Костя не мог себе позволить брать из дома всякие бутерброды, как делали остальные сотрудники. Ему почему-то казалось, что, если директор питается бутербродами, стыдливо закрываясь в кабинете, это говорит о полном упадке фирмы. Поэтому он всегда ходил обедать в кафе, расположенное на другой стороне улицы. Это выглядело совсем по западному и, кстати, оказалось гораздо дешевле, чем он предполагал изначально. Его уже знали все официантки и всегда накрывали его любимый столик у большого окна, выходившего на улицу. Он любил с некоторым пренебрежением взирать на людей, жующих на ходу чебуреки, понимая, что они не могут позволить себе ежедневно обедать в этом уютном полутемном зале.
— Вы на обед? — спросила Лена, стоявшая с чайником посреди комнаты, когда Костя показался из кабинета.
— Да, пора уже.
— А мы вот чайку. Не хотите?
— Кесарю кесарево, — Костя развел руками и пошел дальше. Игривый Ленин голос продолжал звенеть в ушах. Он подумал, каким бы ветреным и беспутным не являлось это существо, с ней гораздо веселее и приятнее, чем дома. По всем параметрам, включая внешность, ей, конечно, далеко до Машки, но как обрыдли эти разговоры про краски и обои, текущий кран и, вообще, вся рутинная бытовуха. Он представил конец рабочего дня, когда по уже сложившемуся ритуалу сначала в кабинет заглянет „бабуля“, чтоб попрощаться, потом войдет Юля, строгая и напряженная. Потупив глаза, она спросит, можно ли ей идти домой. Он, конечно, великодушно разрешит и добавит при этом, будто невзначай: „Да, а Лена пусть останется. Нам еще надо поработать“. На кого была рассчитана эта глупая конспирация, неизвестно, ведь все давно обо всем знали. Зато так получалось гораздо интереснее.

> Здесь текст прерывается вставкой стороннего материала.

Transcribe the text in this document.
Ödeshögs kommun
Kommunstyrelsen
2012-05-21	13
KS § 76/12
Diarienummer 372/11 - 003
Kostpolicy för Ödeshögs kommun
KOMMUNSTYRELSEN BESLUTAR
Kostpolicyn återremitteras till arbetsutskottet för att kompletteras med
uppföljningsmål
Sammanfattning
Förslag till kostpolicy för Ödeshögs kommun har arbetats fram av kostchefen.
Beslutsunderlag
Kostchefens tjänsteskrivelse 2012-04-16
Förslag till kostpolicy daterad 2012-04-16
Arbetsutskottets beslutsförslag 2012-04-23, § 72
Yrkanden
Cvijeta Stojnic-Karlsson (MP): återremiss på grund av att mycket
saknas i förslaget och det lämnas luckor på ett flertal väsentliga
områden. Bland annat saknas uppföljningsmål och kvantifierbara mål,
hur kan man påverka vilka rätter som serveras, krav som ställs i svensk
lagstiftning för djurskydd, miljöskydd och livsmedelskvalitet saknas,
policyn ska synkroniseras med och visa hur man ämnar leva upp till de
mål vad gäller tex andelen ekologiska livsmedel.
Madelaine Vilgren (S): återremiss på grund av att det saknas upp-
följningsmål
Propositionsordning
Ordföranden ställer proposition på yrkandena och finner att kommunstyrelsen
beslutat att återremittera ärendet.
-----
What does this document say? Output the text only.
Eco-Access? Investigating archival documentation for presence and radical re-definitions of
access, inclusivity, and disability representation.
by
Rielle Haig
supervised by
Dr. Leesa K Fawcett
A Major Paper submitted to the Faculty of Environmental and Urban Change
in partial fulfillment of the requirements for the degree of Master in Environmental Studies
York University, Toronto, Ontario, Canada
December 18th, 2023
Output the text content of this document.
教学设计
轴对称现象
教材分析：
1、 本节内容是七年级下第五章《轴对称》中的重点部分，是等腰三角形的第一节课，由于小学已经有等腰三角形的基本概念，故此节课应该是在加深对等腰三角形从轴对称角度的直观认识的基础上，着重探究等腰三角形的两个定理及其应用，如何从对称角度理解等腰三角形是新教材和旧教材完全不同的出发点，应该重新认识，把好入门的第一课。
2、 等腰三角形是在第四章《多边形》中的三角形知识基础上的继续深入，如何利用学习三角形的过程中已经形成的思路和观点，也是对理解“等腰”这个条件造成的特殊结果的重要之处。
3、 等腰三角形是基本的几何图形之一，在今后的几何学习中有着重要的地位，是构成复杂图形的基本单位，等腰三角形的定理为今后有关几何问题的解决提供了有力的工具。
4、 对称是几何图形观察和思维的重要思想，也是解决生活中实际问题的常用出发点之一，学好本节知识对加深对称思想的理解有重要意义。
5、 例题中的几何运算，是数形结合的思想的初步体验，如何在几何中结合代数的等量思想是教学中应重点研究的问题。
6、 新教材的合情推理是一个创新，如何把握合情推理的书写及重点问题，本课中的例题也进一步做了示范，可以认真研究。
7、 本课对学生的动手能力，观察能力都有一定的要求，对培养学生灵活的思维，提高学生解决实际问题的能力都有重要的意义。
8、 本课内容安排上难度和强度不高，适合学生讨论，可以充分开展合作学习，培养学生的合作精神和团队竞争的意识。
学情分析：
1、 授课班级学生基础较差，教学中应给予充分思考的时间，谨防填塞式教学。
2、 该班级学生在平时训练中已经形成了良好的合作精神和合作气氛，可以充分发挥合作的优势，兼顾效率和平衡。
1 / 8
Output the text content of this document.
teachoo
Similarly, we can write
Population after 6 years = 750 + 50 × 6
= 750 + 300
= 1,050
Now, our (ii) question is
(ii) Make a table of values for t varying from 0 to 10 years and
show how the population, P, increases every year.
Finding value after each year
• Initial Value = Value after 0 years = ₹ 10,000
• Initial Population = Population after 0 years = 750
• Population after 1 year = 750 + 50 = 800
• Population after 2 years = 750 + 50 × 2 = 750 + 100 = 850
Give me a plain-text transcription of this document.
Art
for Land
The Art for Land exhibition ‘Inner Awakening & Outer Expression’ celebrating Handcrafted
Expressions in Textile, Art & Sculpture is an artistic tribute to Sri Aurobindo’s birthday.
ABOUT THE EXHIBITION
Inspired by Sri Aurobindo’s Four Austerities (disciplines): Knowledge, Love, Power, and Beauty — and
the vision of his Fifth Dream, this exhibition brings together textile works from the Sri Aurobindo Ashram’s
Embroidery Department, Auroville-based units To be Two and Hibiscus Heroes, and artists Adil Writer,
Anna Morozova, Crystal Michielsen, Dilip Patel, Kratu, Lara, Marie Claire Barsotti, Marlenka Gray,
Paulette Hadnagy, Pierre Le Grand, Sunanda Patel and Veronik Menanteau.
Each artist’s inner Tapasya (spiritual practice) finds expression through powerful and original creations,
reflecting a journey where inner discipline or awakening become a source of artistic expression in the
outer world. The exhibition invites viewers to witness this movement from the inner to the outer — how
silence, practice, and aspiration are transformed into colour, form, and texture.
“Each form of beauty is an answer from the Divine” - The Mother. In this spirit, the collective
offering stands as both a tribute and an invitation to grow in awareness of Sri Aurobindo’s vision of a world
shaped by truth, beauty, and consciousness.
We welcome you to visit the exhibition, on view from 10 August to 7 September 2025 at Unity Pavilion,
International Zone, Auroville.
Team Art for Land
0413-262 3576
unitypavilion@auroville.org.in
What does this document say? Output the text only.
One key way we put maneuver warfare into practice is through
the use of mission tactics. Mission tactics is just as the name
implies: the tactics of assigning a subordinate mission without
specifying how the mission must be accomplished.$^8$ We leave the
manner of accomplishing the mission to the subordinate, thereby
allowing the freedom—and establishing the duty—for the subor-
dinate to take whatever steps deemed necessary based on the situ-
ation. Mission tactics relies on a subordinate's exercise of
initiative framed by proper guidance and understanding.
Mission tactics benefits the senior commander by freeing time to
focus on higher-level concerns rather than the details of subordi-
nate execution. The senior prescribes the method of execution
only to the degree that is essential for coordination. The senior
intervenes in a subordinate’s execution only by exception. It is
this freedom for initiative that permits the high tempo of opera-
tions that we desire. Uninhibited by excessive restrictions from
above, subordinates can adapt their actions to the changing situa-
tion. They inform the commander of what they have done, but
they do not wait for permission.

Костя вошел в кафе и направился к своему столику. Меню ему уже давно не приносили, потому что он знал его наизусть.
— Как обычно, — сказал Костя, отвечая на улыбку официантки, — если, конечно, у вас ничего не изменилось.
— У нас меняется только вечером, а днем все по стандарту.
— Зайдем как-нибудь к вам и вечером.
— Приходите. У нас хорошо. Живая музыка с девяти.
— Ладно, — Костя подумал, что надо будет в следующий раз (не сегодня, конечно) зайти сюда с Ленкой, а то „вечерние отчеты“ тоже начали терять свою остроту и новизну. В конце концов, можно устроить девочке маленький праздник и посмотреть, как она будет вести себя дальше.
Официантка ушла, а Костя по привычке повернулся к окну.
„Конечно, не Монмартр, но все равно приятно ощущать себя эдаким благополучным буржуа, совершенно не обеспокоенным завтрашним днем, имеющим небольшую, но собственную фирму, верную жену и молодую любовницу“.
Ел он тоже медленно, словно любуясь самим собой. Допив последний глоток безалкогольного пива, очень пожалел, что обед уже закончился и пора возвращаться. Надо не забыть спуститься к „рабам“, чтоб обсудить с технологом новые заявки. Сможем ли мы, вообще, изготовить клише с этим долбанным пингвином, жрущим эскимо?.. Да, и пленка, наверное, заканчивается… Эти технари разве сами напомнят о себе? Шлепают да шлепают, пока что-нибудь не кончится…
Костя подождал, пока загорится зеленый глазок светофора, и чинно направился к широкому крыльцу.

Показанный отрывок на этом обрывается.